Is that my grand realization of the trip?
No I already knew that. I guess I need to keep riding.
Another night of a lack luster camping within ear shot of the highway. But whatever, I had made it to Copper and I was too tired to care.
In Buena Vista I was rewarded with a double cheeseburger, fries, and a milkshake. A double cheeseburger that was ready withing a minute of when I ordered it. Too tired to care I wolfed it down faster than probably was healthy.
I took the shake with me across the street to the grocery store. There I stared at boxes of food in an attempt to figure out what would satiate me for the next few hundred miles before I was in a town again.
The other reward in Buena Vista was that I was able to spend the night at a friend’s cabin and do some laundry. Which was very nice as the shirt I was planning to ride the whole trail is was already quite stinky and had gone from black to more of a zebra print due to the salt stains.

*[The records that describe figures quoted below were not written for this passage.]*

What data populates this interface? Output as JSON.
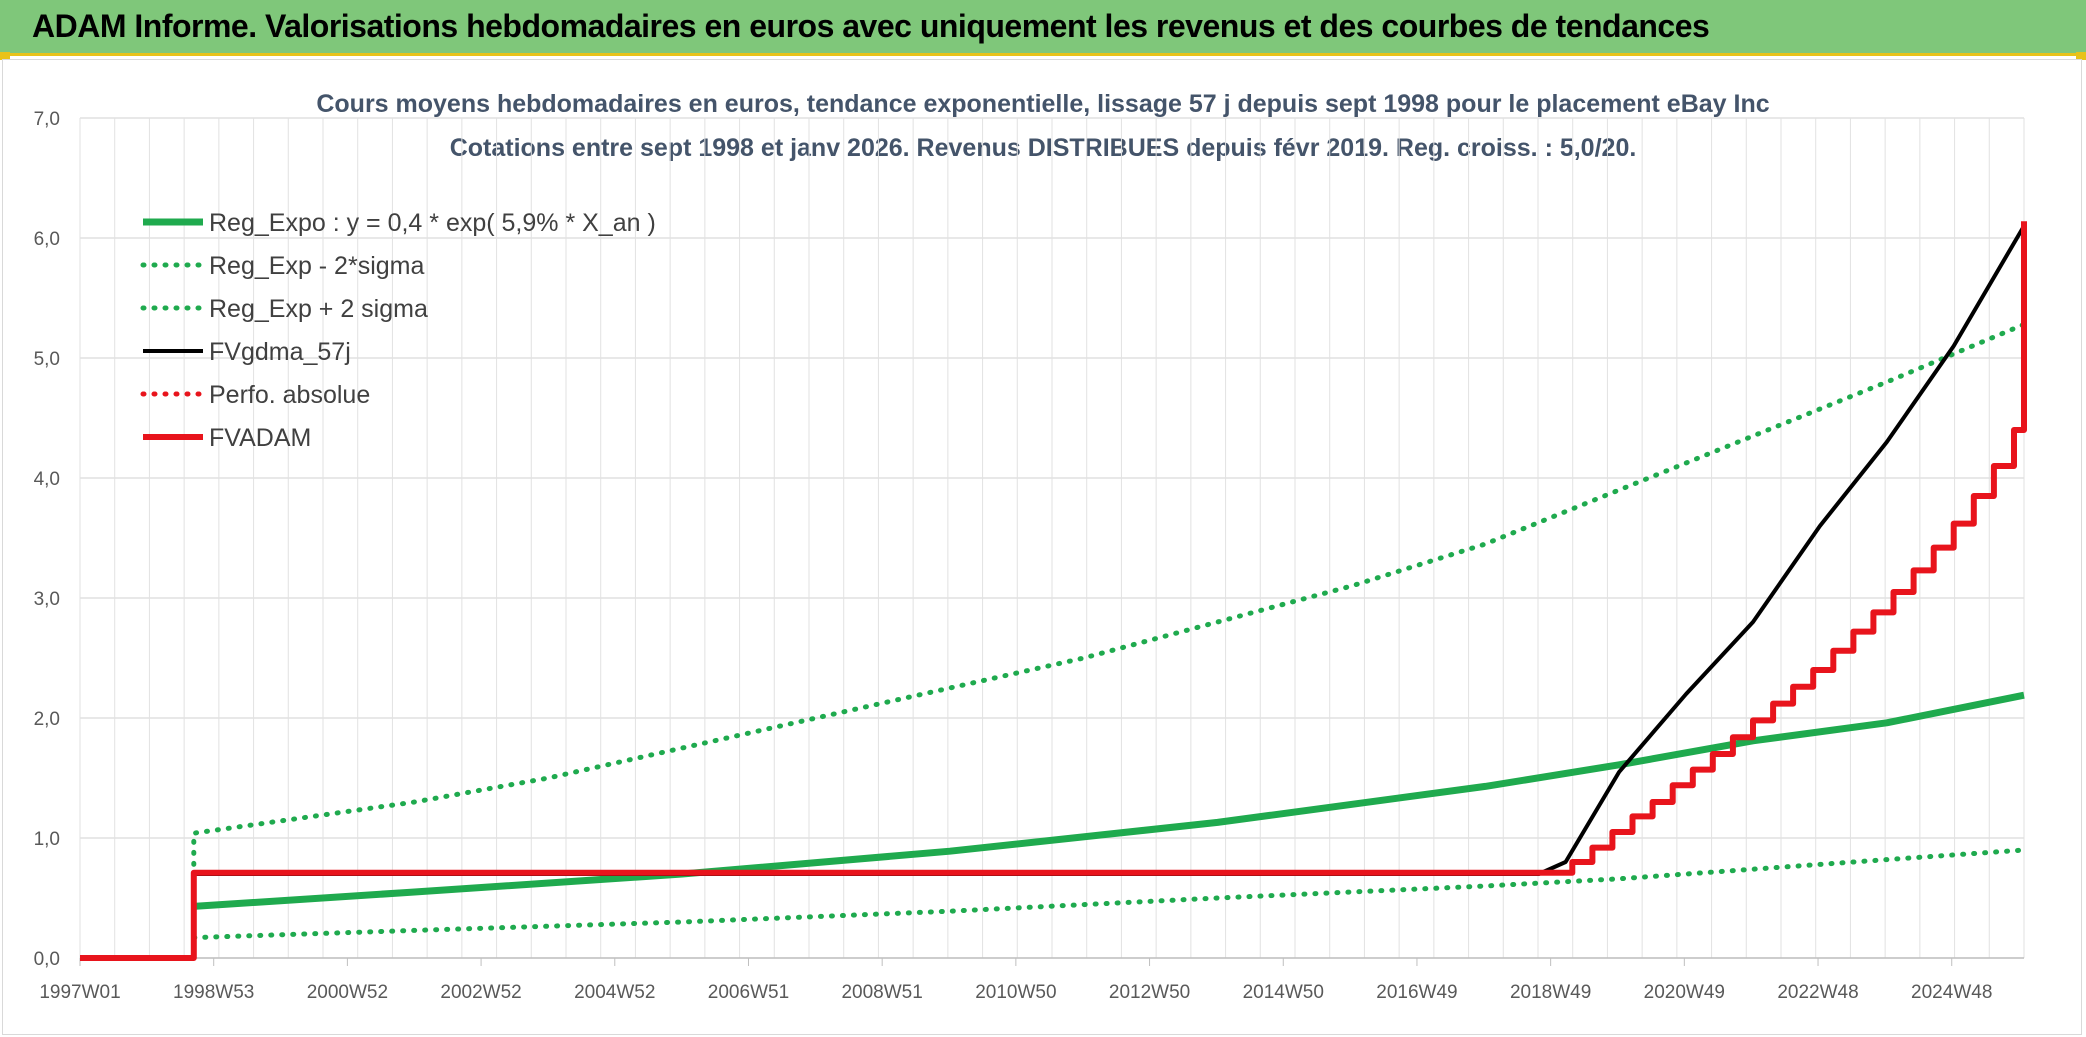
{
  "banner": {
    "title": "ADAM Informe. Valorisations hebdomadaires en euros avec uniquement les revenus et des courbes de tendances"
  },
  "chart_data": {
    "type": "line",
    "title": "Cours moyens hebdomadaires en euros, tendance exponentielle, lissage 57 j depuis sept 1998 pour le placement eBay Inc",
    "subtitle": "Cotations entre sept 1998 et janv 2026. Revenus DISTRIBUES depuis févr 2019. Reg. croiss. : 5,0/20.",
    "x_tick_labels": [
      "1997W01",
      "1998W53",
      "2000W52",
      "2002W52",
      "2004W52",
      "2006W51",
      "2008W51",
      "2010W50",
      "2012W50",
      "2014W50",
      "2016W49",
      "2018W49",
      "2020W49",
      "2022W48",
      "2024W48"
    ],
    "y_tick_labels": [
      "0,0",
      "1,0",
      "2,0",
      "3,0",
      "4,0",
      "5,0",
      "6,0",
      "7,0"
    ],
    "ylim": [
      0,
      7
    ],
    "xlim": [
      1997.0,
      2026.05
    ],
    "grid": true,
    "legend_position": "top-left",
    "series": [
      {
        "name": "Reg_Expo : y = 0,4 * exp( 5,9% *  X_an )",
        "color": "#1faa4e",
        "style": "solid",
        "points": [
          [
            1998.7,
            0.43
          ],
          [
            2002,
            0.55
          ],
          [
            2006,
            0.7
          ],
          [
            2010,
            0.89
          ],
          [
            2014,
            1.13
          ],
          [
            2018,
            1.43
          ],
          [
            2020,
            1.61
          ],
          [
            2022,
            1.81
          ],
          [
            2024,
            1.96
          ],
          [
            2026.05,
            2.19
          ]
        ]
      },
      {
        "name": "Reg_Exp - 2*sigma",
        "color": "#1faa4e",
        "style": "dotted",
        "points": [
          [
            1998.7,
            0.17
          ],
          [
            2002,
            0.23
          ],
          [
            2006,
            0.3
          ],
          [
            2010,
            0.39
          ],
          [
            2014,
            0.5
          ],
          [
            2018,
            0.6
          ],
          [
            2020,
            0.66
          ],
          [
            2022,
            0.74
          ],
          [
            2024,
            0.82
          ],
          [
            2026.05,
            0.9
          ]
        ]
      },
      {
        "name": "Reg_Exp + 2 sigma",
        "color": "#1faa4e",
        "style": "dotted",
        "points": [
          [
            1998.7,
            0.78
          ],
          [
            1998.7,
            1.04
          ],
          [
            2002,
            1.3
          ],
          [
            2004,
            1.5
          ],
          [
            2006,
            1.75
          ],
          [
            2008,
            2.0
          ],
          [
            2010,
            2.25
          ],
          [
            2012,
            2.5
          ],
          [
            2014,
            2.8
          ],
          [
            2016,
            3.1
          ],
          [
            2018,
            3.45
          ],
          [
            2020,
            3.9
          ],
          [
            2022,
            4.35
          ],
          [
            2024,
            4.8
          ],
          [
            2026.05,
            5.28
          ]
        ]
      },
      {
        "name": "FVgdma_57j",
        "color": "#000000",
        "style": "solid",
        "points": [
          [
            1997.0,
            0
          ],
          [
            1998.7,
            0
          ],
          [
            1998.7,
            0.7
          ],
          [
            2018.8,
            0.7
          ],
          [
            2019.2,
            0.8
          ],
          [
            2020,
            1.55
          ],
          [
            2021,
            2.2
          ],
          [
            2022,
            2.8
          ],
          [
            2023,
            3.6
          ],
          [
            2024,
            4.3
          ],
          [
            2025,
            5.1
          ],
          [
            2026.05,
            6.1
          ]
        ]
      },
      {
        "name": "Perfo. absolue",
        "color": "#e8141c",
        "style": "dotted",
        "points": []
      },
      {
        "name": "FVADAM",
        "color": "#e8141c",
        "style": "steps",
        "points": [
          [
            1997.0,
            0
          ],
          [
            1998.7,
            0
          ],
          [
            1998.7,
            0.71
          ],
          [
            2019.1,
            0.71
          ],
          [
            2019.3,
            0.8
          ],
          [
            2019.6,
            0.92
          ],
          [
            2019.9,
            1.05
          ],
          [
            2020.2,
            1.18
          ],
          [
            2020.5,
            1.3
          ],
          [
            2020.8,
            1.44
          ],
          [
            2021.1,
            1.57
          ],
          [
            2021.4,
            1.7
          ],
          [
            2021.7,
            1.84
          ],
          [
            2022.0,
            1.98
          ],
          [
            2022.3,
            2.12
          ],
          [
            2022.6,
            2.26
          ],
          [
            2022.9,
            2.4
          ],
          [
            2023.2,
            2.56
          ],
          [
            2023.5,
            2.72
          ],
          [
            2023.8,
            2.88
          ],
          [
            2024.1,
            3.05
          ],
          [
            2024.4,
            3.23
          ],
          [
            2024.7,
            3.42
          ],
          [
            2025.0,
            3.62
          ],
          [
            2025.3,
            3.85
          ],
          [
            2025.6,
            4.1
          ],
          [
            2025.9,
            4.4
          ],
          [
            2026.05,
            6.14
          ]
        ]
      }
    ]
  }
}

With a clean shirt and fresh undies, I embarked into the unknown and what people have deemed one of the worst sections of trail, Sargent’s Mesa. Maybe the most feared and talked about section of the whole trail. I found this section of trail to be not nearly as by as I had hyped it up in my head. Still by no means easy, or enjoyable. But not the death march over baby head I was expecting. My bike did not find this section of trail as easy as I did.
After getting out of the Mesa, I crossed Hwy 114 to get some water at a stream. That is when I noticed a large crack in my frame. Right at the junction of the down tube to the headtube. That would be the end of the road for me. Trail unfinished. Grand realization unrealized. I walked back up to the road and waited for a car to take pity on me.